NEW YORK CITY — Zane Zell Studenroth Jr of Greenport, N.Y., died on September 17 following a brief hospitalization at Columbia Memorial Hospital.
Zane was born in Philadelphia, on May 12, 1946. An antiquarian for 50 years, he specialized in American furniture, lighting and European decorative arts of the early Nineteenth Century. After receiving a bachelor of fine arts degree in ceramic design from Alfred University in 1969, Zane worked for the New York State Museum as an exhibition specialist. He later worked for the New York State Department of Parks and Recreation measuring and studying historic sites, and later as a cataloger and appraiser for Plaza Galleries in New York. From 1981 onward he acted as a consultant and buying agent of period furnishings for a variety of collectors, museums and dealers.
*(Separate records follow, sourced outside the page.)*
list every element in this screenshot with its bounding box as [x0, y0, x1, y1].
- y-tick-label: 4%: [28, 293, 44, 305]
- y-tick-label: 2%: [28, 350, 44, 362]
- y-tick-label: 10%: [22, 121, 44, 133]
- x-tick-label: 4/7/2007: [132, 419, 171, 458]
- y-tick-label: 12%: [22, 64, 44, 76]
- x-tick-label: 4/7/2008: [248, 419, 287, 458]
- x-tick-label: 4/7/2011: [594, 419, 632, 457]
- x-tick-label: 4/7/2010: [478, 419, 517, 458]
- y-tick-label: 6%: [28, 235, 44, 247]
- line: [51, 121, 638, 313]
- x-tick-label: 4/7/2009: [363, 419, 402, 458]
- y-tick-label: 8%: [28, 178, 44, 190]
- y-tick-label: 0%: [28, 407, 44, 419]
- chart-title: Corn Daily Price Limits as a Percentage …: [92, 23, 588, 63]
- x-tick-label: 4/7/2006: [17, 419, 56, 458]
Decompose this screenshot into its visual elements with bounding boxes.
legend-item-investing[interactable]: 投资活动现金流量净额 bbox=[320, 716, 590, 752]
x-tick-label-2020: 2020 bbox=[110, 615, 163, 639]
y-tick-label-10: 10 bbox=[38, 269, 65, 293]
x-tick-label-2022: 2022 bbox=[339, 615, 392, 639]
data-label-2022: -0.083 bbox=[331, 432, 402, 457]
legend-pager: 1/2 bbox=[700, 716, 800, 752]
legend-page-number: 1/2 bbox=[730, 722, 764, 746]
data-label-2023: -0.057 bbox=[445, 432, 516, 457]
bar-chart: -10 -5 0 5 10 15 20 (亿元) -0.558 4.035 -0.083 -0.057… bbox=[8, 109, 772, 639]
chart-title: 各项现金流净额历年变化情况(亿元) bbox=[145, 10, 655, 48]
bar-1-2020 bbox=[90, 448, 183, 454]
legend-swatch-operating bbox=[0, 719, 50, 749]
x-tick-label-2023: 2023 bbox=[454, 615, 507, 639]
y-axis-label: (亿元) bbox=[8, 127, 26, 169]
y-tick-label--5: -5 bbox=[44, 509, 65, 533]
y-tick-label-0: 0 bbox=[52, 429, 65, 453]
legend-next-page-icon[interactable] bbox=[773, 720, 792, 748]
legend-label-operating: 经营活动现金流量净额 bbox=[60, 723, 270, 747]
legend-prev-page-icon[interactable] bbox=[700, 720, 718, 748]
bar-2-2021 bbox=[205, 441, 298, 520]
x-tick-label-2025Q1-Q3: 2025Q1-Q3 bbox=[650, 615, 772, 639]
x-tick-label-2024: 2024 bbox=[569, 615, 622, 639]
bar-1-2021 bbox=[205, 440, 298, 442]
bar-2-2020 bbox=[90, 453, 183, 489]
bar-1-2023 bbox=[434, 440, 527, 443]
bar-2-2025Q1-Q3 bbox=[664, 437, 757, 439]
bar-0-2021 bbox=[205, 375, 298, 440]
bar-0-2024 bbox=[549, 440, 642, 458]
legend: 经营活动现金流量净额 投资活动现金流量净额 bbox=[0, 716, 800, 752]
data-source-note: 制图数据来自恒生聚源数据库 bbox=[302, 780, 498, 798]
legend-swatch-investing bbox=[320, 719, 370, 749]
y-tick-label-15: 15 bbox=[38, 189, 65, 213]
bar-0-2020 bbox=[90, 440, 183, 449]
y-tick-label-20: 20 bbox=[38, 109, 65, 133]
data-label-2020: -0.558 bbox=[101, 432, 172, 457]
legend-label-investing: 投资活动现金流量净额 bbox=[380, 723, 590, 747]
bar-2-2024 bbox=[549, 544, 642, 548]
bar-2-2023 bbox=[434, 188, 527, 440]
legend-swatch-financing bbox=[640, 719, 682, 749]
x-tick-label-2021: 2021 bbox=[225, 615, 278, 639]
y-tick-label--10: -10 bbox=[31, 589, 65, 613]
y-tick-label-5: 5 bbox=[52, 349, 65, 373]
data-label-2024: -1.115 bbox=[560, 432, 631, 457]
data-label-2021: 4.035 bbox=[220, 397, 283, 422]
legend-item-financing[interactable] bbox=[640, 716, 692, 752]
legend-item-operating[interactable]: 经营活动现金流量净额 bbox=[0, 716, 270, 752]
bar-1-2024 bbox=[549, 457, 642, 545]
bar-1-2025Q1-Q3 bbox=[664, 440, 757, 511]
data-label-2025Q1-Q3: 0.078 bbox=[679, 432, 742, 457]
Over the following three decades, Zane owned a succession of early Nineteenth Century upstate New York homes, and decorated each with appropriate period furnishings. From 1998 until his death he lived at Eastview, an early Hudson Valley villa, also called the “Old Turtle” on account of its unusual oval roof line. His documentation of the house’s history earned its nomination to the National Register of Historic Places in 2000. He was highly regarded for his knowledge of American Federal and neoclassical furniture. From 2000 until his retirement in 2015 he was employed as a sales and buying consultant and part-time conservator of decorative arts by Period Picks in Kinderhook, N.Y.
He will be remembered by many of the Antiques and The Arts Weekly readers, fellow dealers and collectors throughout New England and the mid-Atlantic states for his passionate pursuit of period furnishings and for sharing his knowledge about American decorative arts.
Zane is survived by two brothers, Zachary Studenroth of Southampton, N.Y., Frank Studenroth of Wilton, N.Y., and by nieces and nephews. Donations in his memory may be made to either of two nonprofit organizations that Zane actively supported, Historic Hyde Hall, East Springfield, N.Y., and to the Columbia County Society for Human Treatment of Animals.